JetBlue maintains it is more effective than Spirit at bringing down fares of major US airlines, however. “JetBlue’s unique combination of low fares and great service is a competitive force that keeps the legacy carriers on their toes and results in lower fares,” the airline says.
The New York-based airline further argues that JetBlue and Spirit compete primarily with other airlines, not each other, and overlap on only 11% of nonstop routes.
In an effort to placate the DOJ, JetBlue has offered to sell Spirit’s gates in Boston and New York, as well as five gates at Fort Lauderdale-Hollywood International airport, to other ultra-low-cost carriers (ULCCs).
JetBlue says the ULCC market would “continue to thrive” following its acquisition of Spirit: “Because many Spirit aircraft will continue to fly in their current configuration during the retrofitting process after the transaction closes, there will be no short-term change in capacity.”
The JetBlue-Spirit combination would represent the USA’s fifth-largest airline behind American, Delta Air Lines, Southwest Airlines and United Airlines, according to Robin Hayes, JetBlue’s chief executive.
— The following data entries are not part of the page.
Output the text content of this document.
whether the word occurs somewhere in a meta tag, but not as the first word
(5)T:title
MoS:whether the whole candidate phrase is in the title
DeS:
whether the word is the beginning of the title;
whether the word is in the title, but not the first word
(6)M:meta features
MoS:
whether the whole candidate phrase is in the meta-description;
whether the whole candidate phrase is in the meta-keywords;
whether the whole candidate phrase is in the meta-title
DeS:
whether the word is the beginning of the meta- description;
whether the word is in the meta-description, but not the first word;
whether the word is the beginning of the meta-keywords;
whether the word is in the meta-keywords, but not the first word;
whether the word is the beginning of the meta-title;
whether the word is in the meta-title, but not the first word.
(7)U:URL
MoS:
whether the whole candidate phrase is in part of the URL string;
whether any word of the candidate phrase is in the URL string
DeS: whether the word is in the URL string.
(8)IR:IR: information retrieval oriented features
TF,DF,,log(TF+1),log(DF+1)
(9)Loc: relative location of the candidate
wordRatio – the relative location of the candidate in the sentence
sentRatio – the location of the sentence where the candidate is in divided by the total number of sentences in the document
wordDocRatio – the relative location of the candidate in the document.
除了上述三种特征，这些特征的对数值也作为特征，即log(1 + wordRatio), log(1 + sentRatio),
“Customers deserve a competitive airline marketplace and we will pursue this merger to ensure they get it, continuing to disrupt the legacy airlines with low fares and award-winning service that even the DOJ has applauded,” Hayes said on 7 March. “We believe the DOJ has got it wrong on the law here and misses the point that this merger will create a national low-fare, high-quality competitor to the big four carriers which – thanks to their own DOJ-approved mergers – control about 80% of the US market.”
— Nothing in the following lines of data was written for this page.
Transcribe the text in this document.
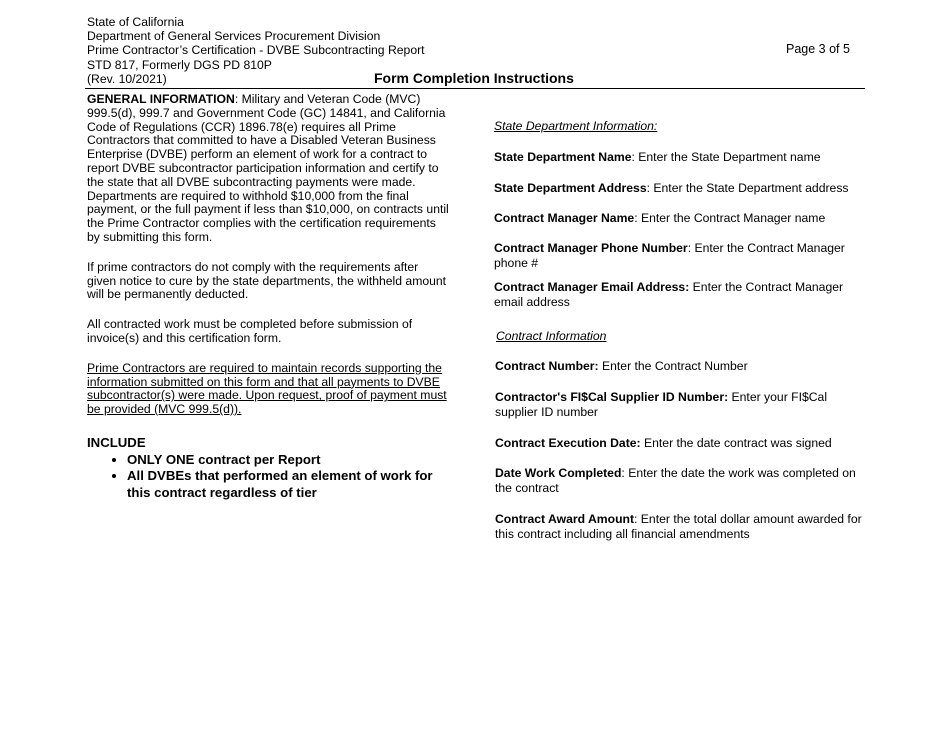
State of California
Department of General Services Procurement Division
Prime Contractor’s Certification - DVBE Subcontracting Report
STD 817, Formerly DGS PD 810P
(Rev. 10/2021)
Page 3 of 5
Form Completion Instructions

GENERAL INFORMATION: Military and Veteran Code (MVC) 999.5(d), 999.7 and Government Code (GC) 14841, and California Code of Regulations (CCR) 1896.78(e) requires all Prime Contractors that committed to have a Disabled Veteran Business Enterprise (DVBE) perform an element of work for a contract to report DVBE subcontractor participation information and certify to the state that all DVBE subcontracting payments were made. Departments are required to withhold $10,000 from the final payment, or the full payment if less than $10,000, on contracts until the Prime Contractor complies with the certification requirements by submitting this form.

If prime contractors do not comply with the requirements after given notice to cure by the state departments, the withheld amount will be permanently deducted.

All contracted work must be completed before submission of invoice(s) and this certification form.

Prime Contractors are required to maintain records supporting the information submitted on this form and that all payments to DVBE subcontractor(s) were made. Upon request, proof of payment must be provided (MVC 999.5(d)).

INCLUDE
• ONLY ONE contract per Report
• All DVBEs that performed an element of work for this contract regardless of tier
State Department Information:
State Department Name: Enter the State Department name
State Department Address: Enter the State Department address
Contract Manager Name: Enter the Contract Manager name
Contract Manager Phone Number: Enter the Contract Manager phone #
Contract Manager Email Address: Enter the Contract Manager email address
Contract Information
Contract Number: Enter the Contract Number
Contractor's FI$Cal Supplier ID Number: Enter your FI$Cal supplier ID number
Contract Execution Date: Enter the date contract was signed
Date Work Completed: Enter the date the work was completed on the contract
Contract Award Amount: Enter the total dollar amount awarded for this contract including all financial amendments
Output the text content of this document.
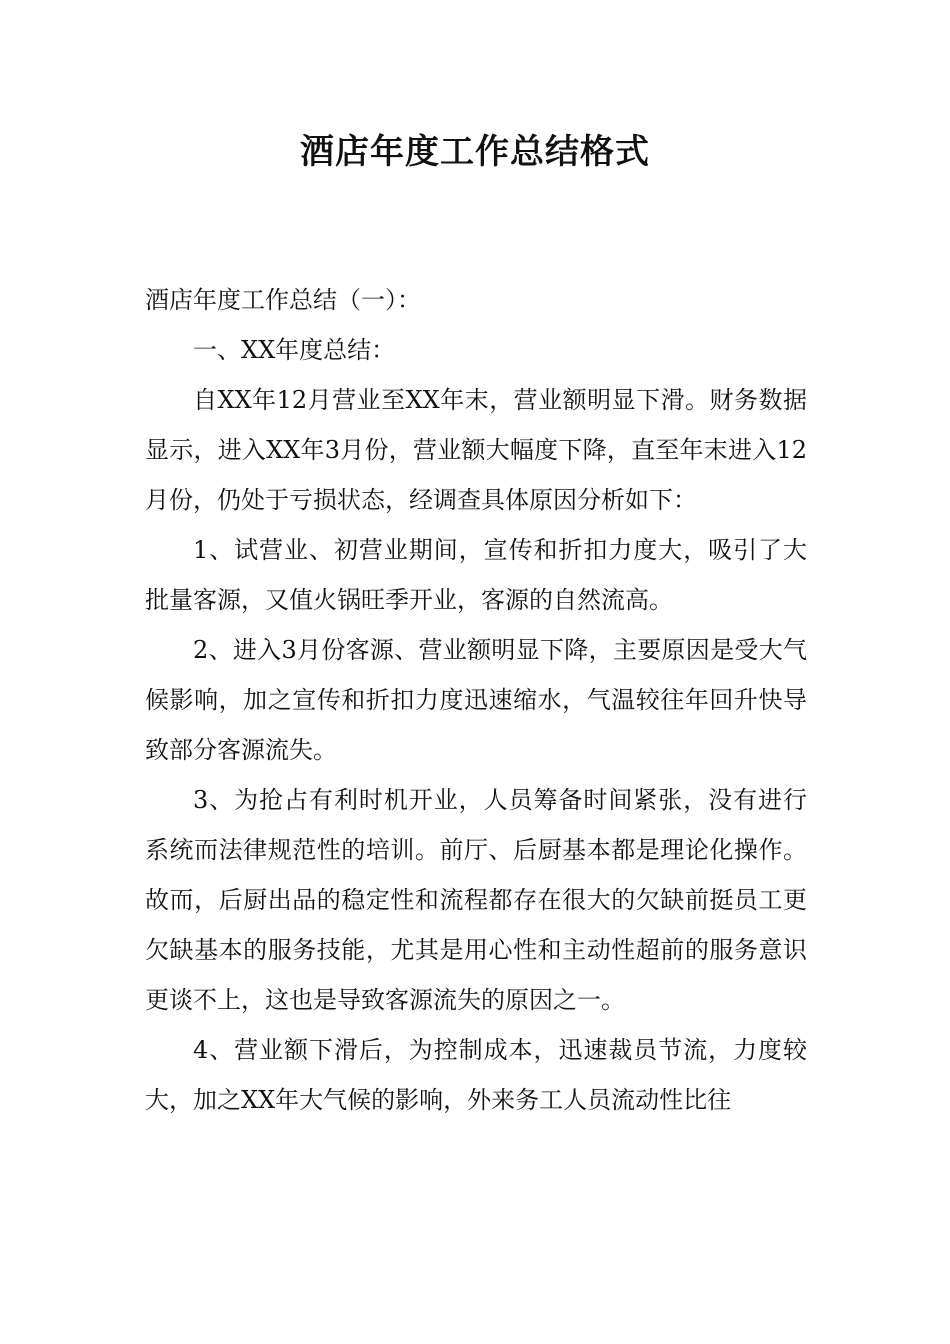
酒店年度工作总结格式

酒店年度工作总结（一）：

一、XX年度总结：

自XX年12月营业至XX年末，营业额明显下滑。财务数据显示，进入XX年3月份，营业额大幅度下降，直至年末进入12月份，仍处于亏损状态，经调查具体原因分析如下：

1、试营业、初营业期间，宣传和折扣力度大，吸引了大批量客源，又值火锅旺季开业，客源的自然流高。

2、进入3月份客源、营业额明显下降，主要原因是受大气候影响，加之宣传和折扣力度迅速缩水，气温较往年回升快导致部分客源流失。

3、为抢占有利时机开业，人员筹备时间紧张，没有进行系统而法律规范性的培训。前厅、后厨基本都是理论化操作。故而，后厨出品的稳定性和流程都存在很大的欠缺前挺员工更欠缺基本的服务技能，尤其是用心性和主动性超前的服务意识更谈不上，这也是导致客源流失的原因之一。

4、营业额下滑后，为控制成本，迅速裁员节流，力度较大，加之XX年大气候的影响，外来务工人员流动性比往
Spirit’s shareholders voted to approve the acqusition by JetBlue in October 2022. But that approval came only after JetBlue orchestrated what amounted to a hostile take over. Fellow ULCC Frontier Airlines had initially, in February 2022, bid to acquire Spirit with a mixture of cash and stock, for the purpose of forming a larger ULCC to counter JetBlue and other much-larger competitors.
In April 2022, JetBlue submitted its own higher-priced, all-cash offer for Spirit. Still, Spirit’s board of directors and chief executive Ted Christie stood firm, saying they favoured the Frontier deal, which they argued was less likely to face government antitrust scrutiny.
After JetBlue sweetened its deal, and amid increasing pressure from shareholders, Spirit’s board eventually caved, approving JetBlue’s terms in July last year.
”We will vigorously defend our position that a combined JetBlue and Spirit will be a game-changer for customers nationwide, creating the most compelling national low-fare challenger to the dominant US carriers,” Christie said in resonse to the DOJ’s lawsuit. ”Together, we intend to democratise flying for travellers across the country – a goal we believe is worthy of the government’s support.”
The JetBlue-Spirit deal was already highly scrutinised during trial proceedings last year in Boston, where American and JetBlue defended themselves against a separate DOJ lawsuit seeking to unwind their “Northeast Alliance”. DOJ lawyers argued the American-JetBlue tie up would violate federal antitrust law, especially in light of JetBlue’s proposed acquisition of Spirit. A decision on that deal is expected this year.
Spirit lost $271 million during the fourth quarter of 2022, compared with an $87 million loss during the same three months of 2021, as operating expenses surged and the carrier struggled with its on-time performance and aircraft utilisation.